I was a Baha'i child in the 70s and 80s in Australia.
My father is Australian born of Irish background and my mother was born in Wales of Austrian Jewish and English background.
I knew from quite a young age that I was different.
Every person who is born gay, knows this.
I loved being in the Baha'i communities I had grown up with.
I loved prayer. I loved teaching. I loved almost everything about the Faith.
I wanted so much to be a Baha'i that I hid my attraction for men.
When I was 18 I met a girl who was a little older than me. She was not a Baha'i but has a beautiful soul.
I wanted to go travel teaching around the world and I wanted her to come with me.
So she became a Baha'i and we got married. I was 19.
It really was very stupid to get married so young. We were divorced by the time I was 22.
I am now 40 and looking back I know I only did it because I wanted to be accepted by my family and the Baha'i community.

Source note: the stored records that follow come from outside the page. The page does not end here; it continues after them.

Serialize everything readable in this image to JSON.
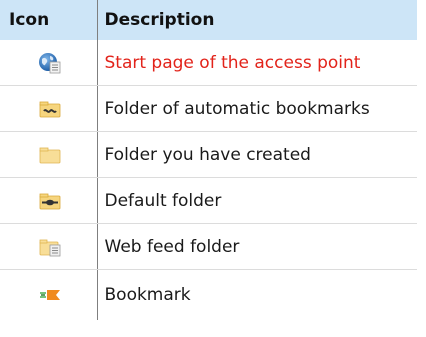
{
  "table": {
    "headers": {
      "icon": "Icon",
      "description": "Description"
    },
    "rows": [
      {
        "icon": "globe-document-icon",
        "description": "Start page of the access point",
        "highlight_color": "#e2231a"
      },
      {
        "icon": "folder-wave-icon",
        "description": "Folder of automatic bookmarks"
      },
      {
        "icon": "folder-icon",
        "description": "Folder you have created"
      },
      {
        "icon": "folder-default-icon",
        "description": "Default folder"
      },
      {
        "icon": "folder-document-icon",
        "description": "Web feed folder"
      },
      {
        "icon": "bookmark-tag-icon",
        "description": "Bookmark"
      }
    ]
  },
  "colors": {
    "header_background": "#cde5f7",
    "highlight_text": "#e2231a",
    "folder": "#f4d27a"
  }
}
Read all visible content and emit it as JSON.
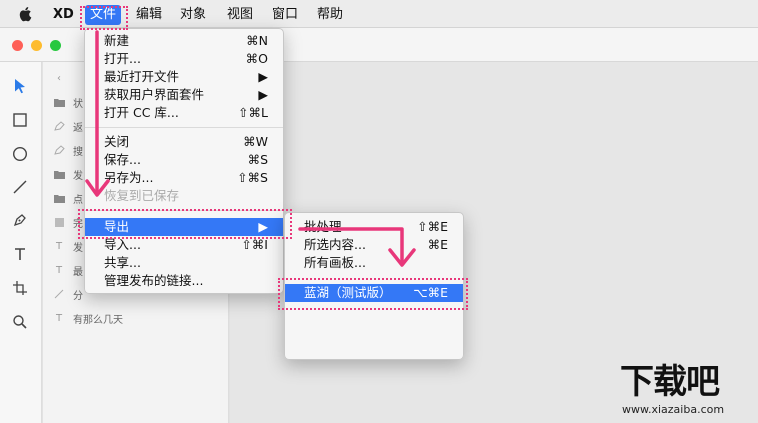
{
  "menubar": {
    "app_name": "XD",
    "items": [
      "文件",
      "编辑",
      "对象",
      "视图",
      "窗口",
      "帮助"
    ]
  },
  "layers": {
    "rows": [
      {
        "label": "状",
        "icon": "folder-icon"
      },
      {
        "label": "返",
        "icon": "pen-icon"
      },
      {
        "label": "搜",
        "icon": "pen-icon"
      },
      {
        "label": "发",
        "icon": "folder-icon"
      },
      {
        "label": "点",
        "icon": "folder-icon"
      },
      {
        "label": "完",
        "icon": "rectangle-icon"
      },
      {
        "label": "发",
        "icon": "text-icon"
      },
      {
        "label": "最",
        "icon": "text-icon"
      },
      {
        "label": "分",
        "icon": "line-icon"
      },
      {
        "label": "有那么几天",
        "icon": "text-icon"
      }
    ]
  },
  "file_menu": {
    "items": [
      {
        "label": "新建",
        "shortcut": "⌘N"
      },
      {
        "label": "打开...",
        "shortcut": "⌘O"
      },
      {
        "label": "最近打开文件",
        "shortcut": "▶"
      },
      {
        "label": "获取用户界面套件",
        "shortcut": "▶"
      },
      {
        "label": "打开 CC 库...",
        "shortcut": "⇧⌘L"
      },
      {
        "label": "关闭",
        "shortcut": "⌘W"
      },
      {
        "label": "保存...",
        "shortcut": "⌘S"
      },
      {
        "label": "另存为...",
        "shortcut": "⇧⌘S"
      },
      {
        "label": "恢复到已保存",
        "shortcut": ""
      },
      {
        "label": "导出",
        "shortcut": "▶"
      },
      {
        "label": "导入...",
        "shortcut": "⇧⌘I"
      },
      {
        "label": "共享...",
        "shortcut": ""
      },
      {
        "label": "管理发布的链接...",
        "shortcut": ""
      }
    ]
  },
  "export_menu": {
    "items": [
      {
        "label": "批处理",
        "shortcut": "⇧⌘E"
      },
      {
        "label": "所选内容...",
        "shortcut": "⌘E"
      },
      {
        "label": "所有画板...",
        "shortcut": ""
      },
      {
        "label": "蓝湖（测试版）",
        "shortcut": "⌥⌘E"
      }
    ]
  },
  "watermark": {
    "main": "下载吧",
    "sub": "www.xiazaiba.com"
  },
  "colors": {
    "highlight": "#3478f6",
    "annotation": "#e8377a"
  }
}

After the divorce I went into my shell for a little while and did some 'soul searching'.
I realized that I was gay. I knew that I was gay. I know with every fibre of my being that I was born this way.
I withdrew from the Baha'i community shortly after the divorce and have slowly but surely lost contact with every single Baha'i I ever knew.
This was a deliberate action by me as I felt I could not live in a community that thinks I have an 'illness'.
I don't believe that Baha'u'llah and God would condemn homosexuality.
I believe in a truly loving and caring world as envisaged by all the great prophets, homosexuality would be accepted as normal. Homosexuals would be able to love and raise families like everybody else.